Die Problemstellung einer individuellen Entstehung abweichenden Verhaltens wird am Beispiel der ADHS einleitend skizziert und dabei auch aus kulturkritischer Sicht als Kontroverse diskutiert (Kap. 1). Staufenberg stellt bereits einleitend klar, dass sie das von ihr vorgelegte ‚Manual‘ explizit nicht als „direkte[…] Handlungsanweisungen“ verstanden wissen möchte.
In Kap. 2 wird zunächst die medizinisch-psychiatrische Diagnostik der ADHS auf Basis der ICD 10 und des DSM-IV vorgestellt, deren Geschichte ebenso in den Fokus gerückt wird wie die historische Entwicklung der ADHS bzw. des ADHS-ähnlichen Verhaltens.
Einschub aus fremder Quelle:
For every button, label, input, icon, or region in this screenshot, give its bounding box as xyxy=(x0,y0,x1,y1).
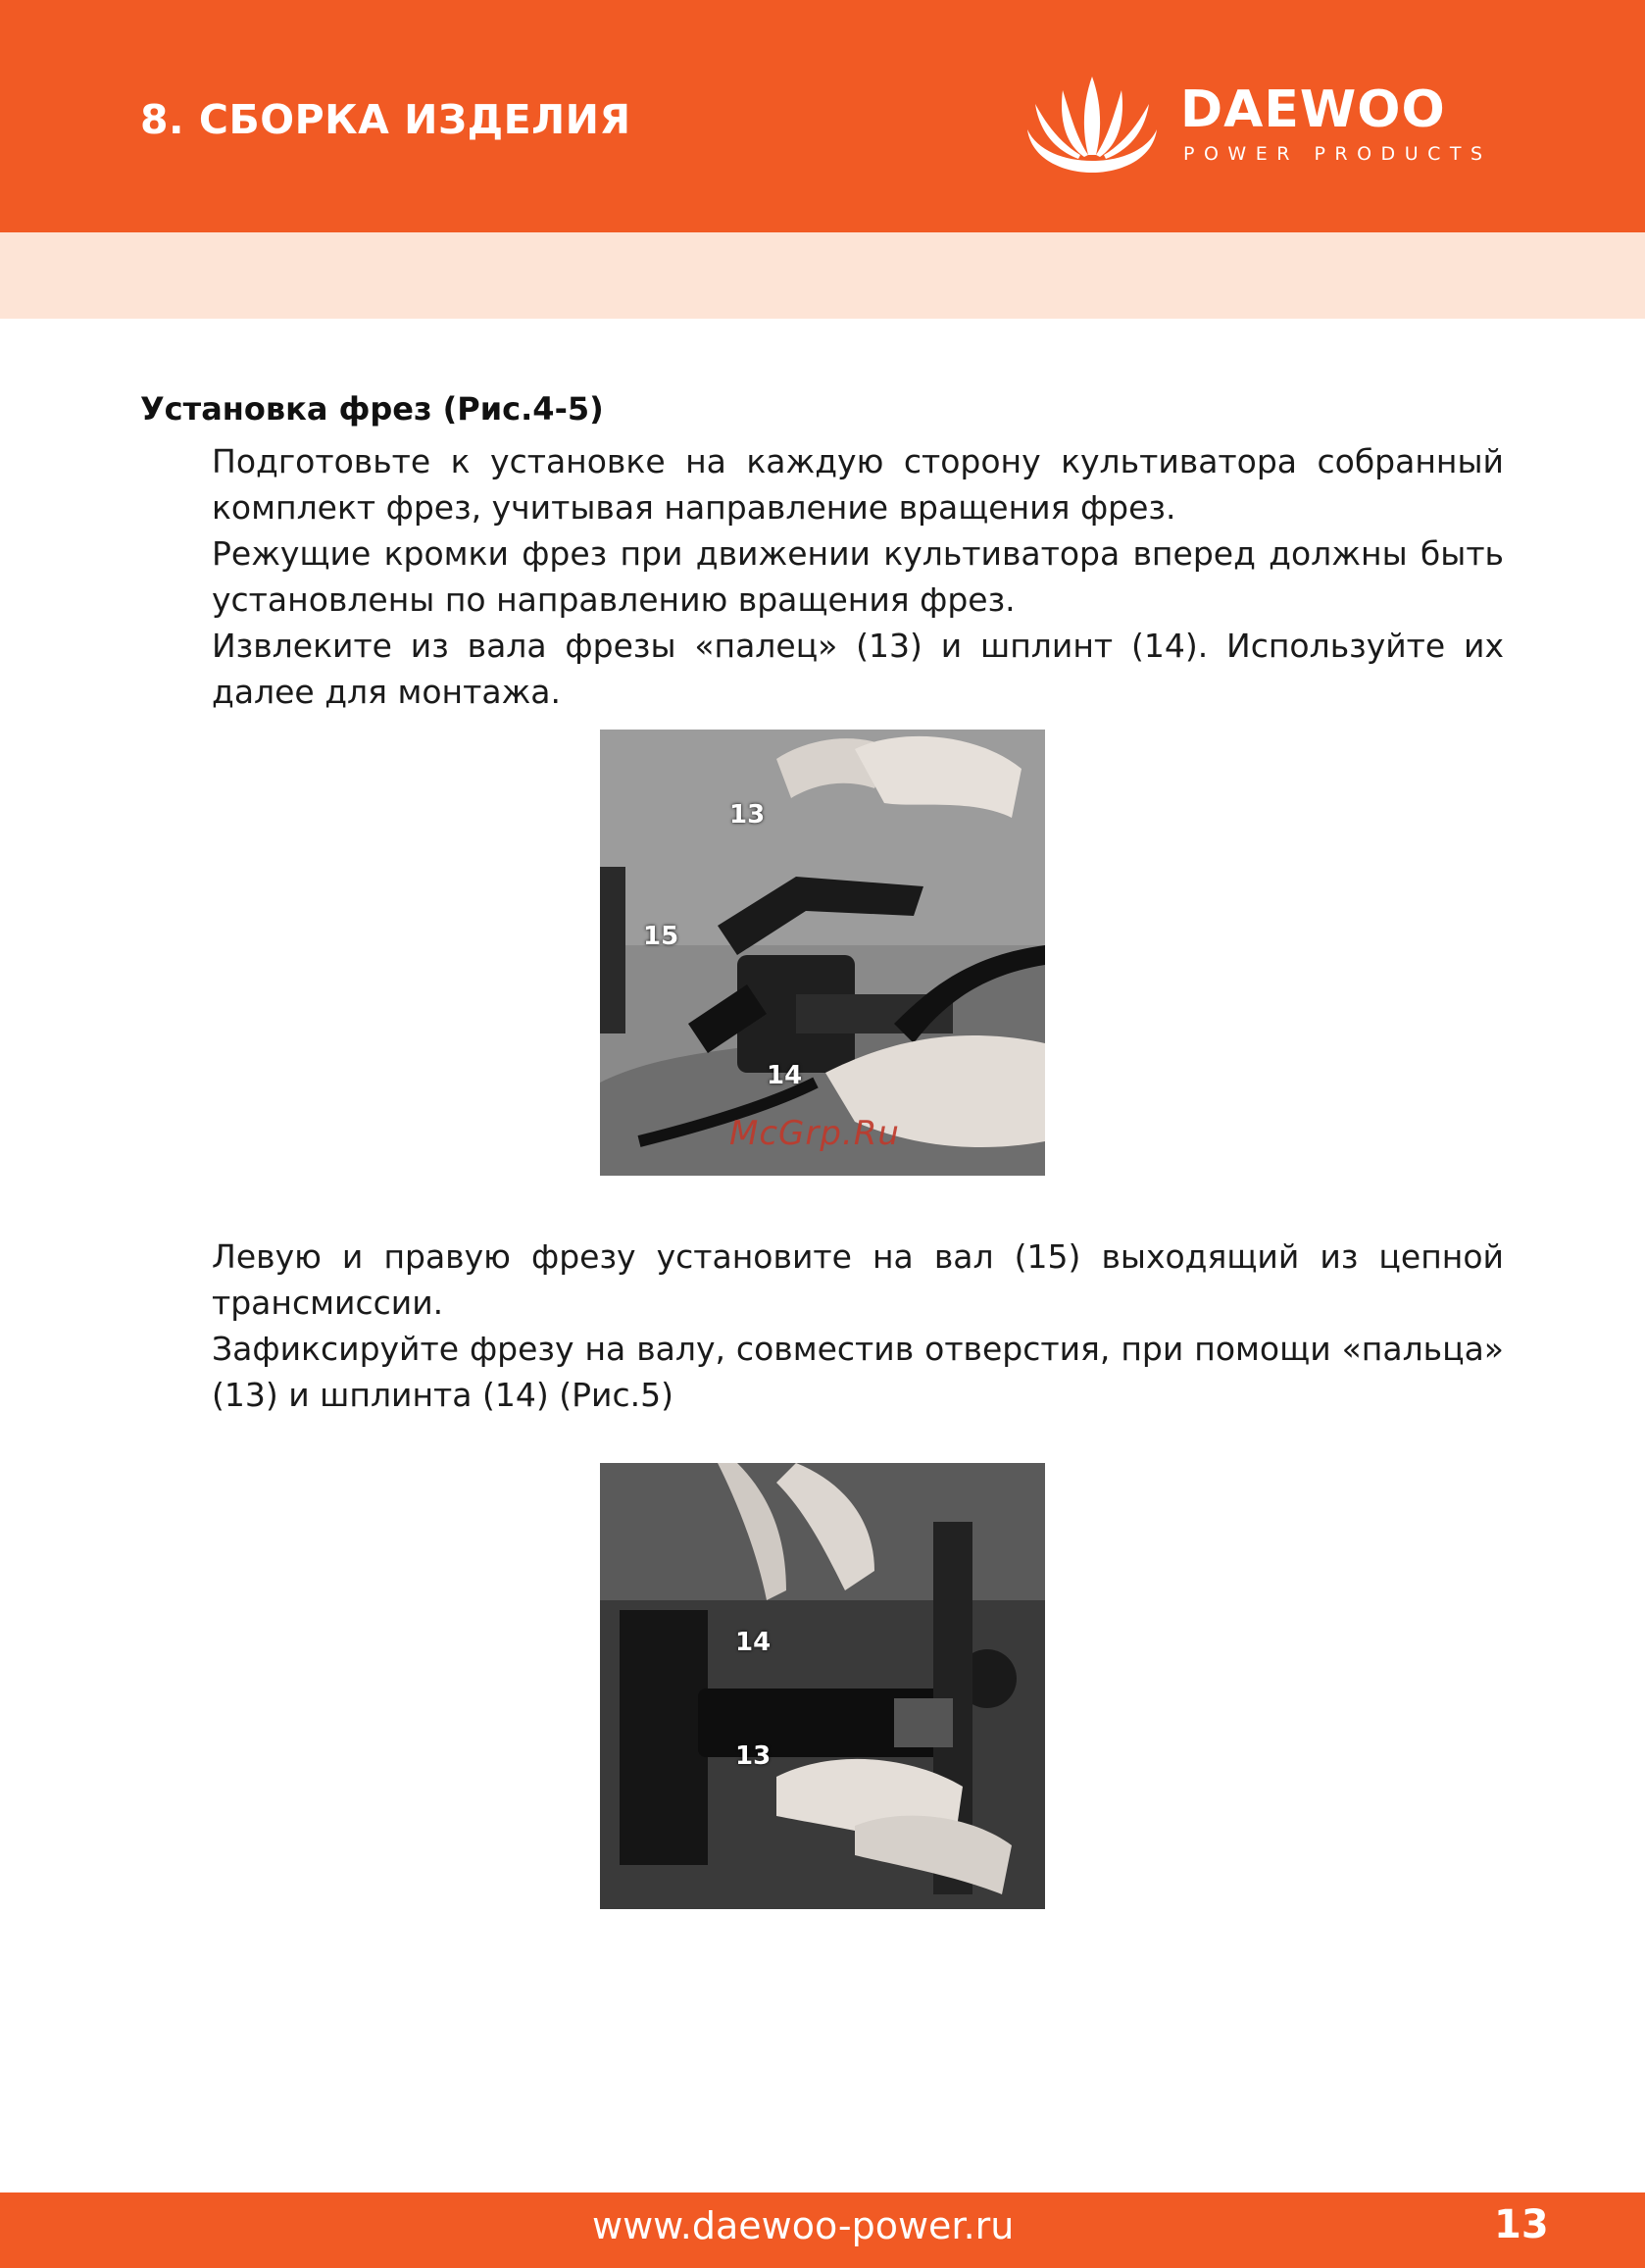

Das Kapitel enthält außerdem Ergebnisse zur Ätiologie der ADHS, skizziert also zugleich den Stand der gegenwärtigen Ursachenforschung. Hieraus schließt Staufenberg plausibel, dass es bislang keine „‚Grand Theorie‘ der ADHS“ gibt.
In Kap. 3 werden folgend die bisher verfügbaren Zugänge der Psychoanalyse zum Phänomen ‚ADHS‘ beschrieben, wobei dem Leser jedoch bereits ein breiter Einblick in allgemeine psychoanalytische Konzepte geboten wird.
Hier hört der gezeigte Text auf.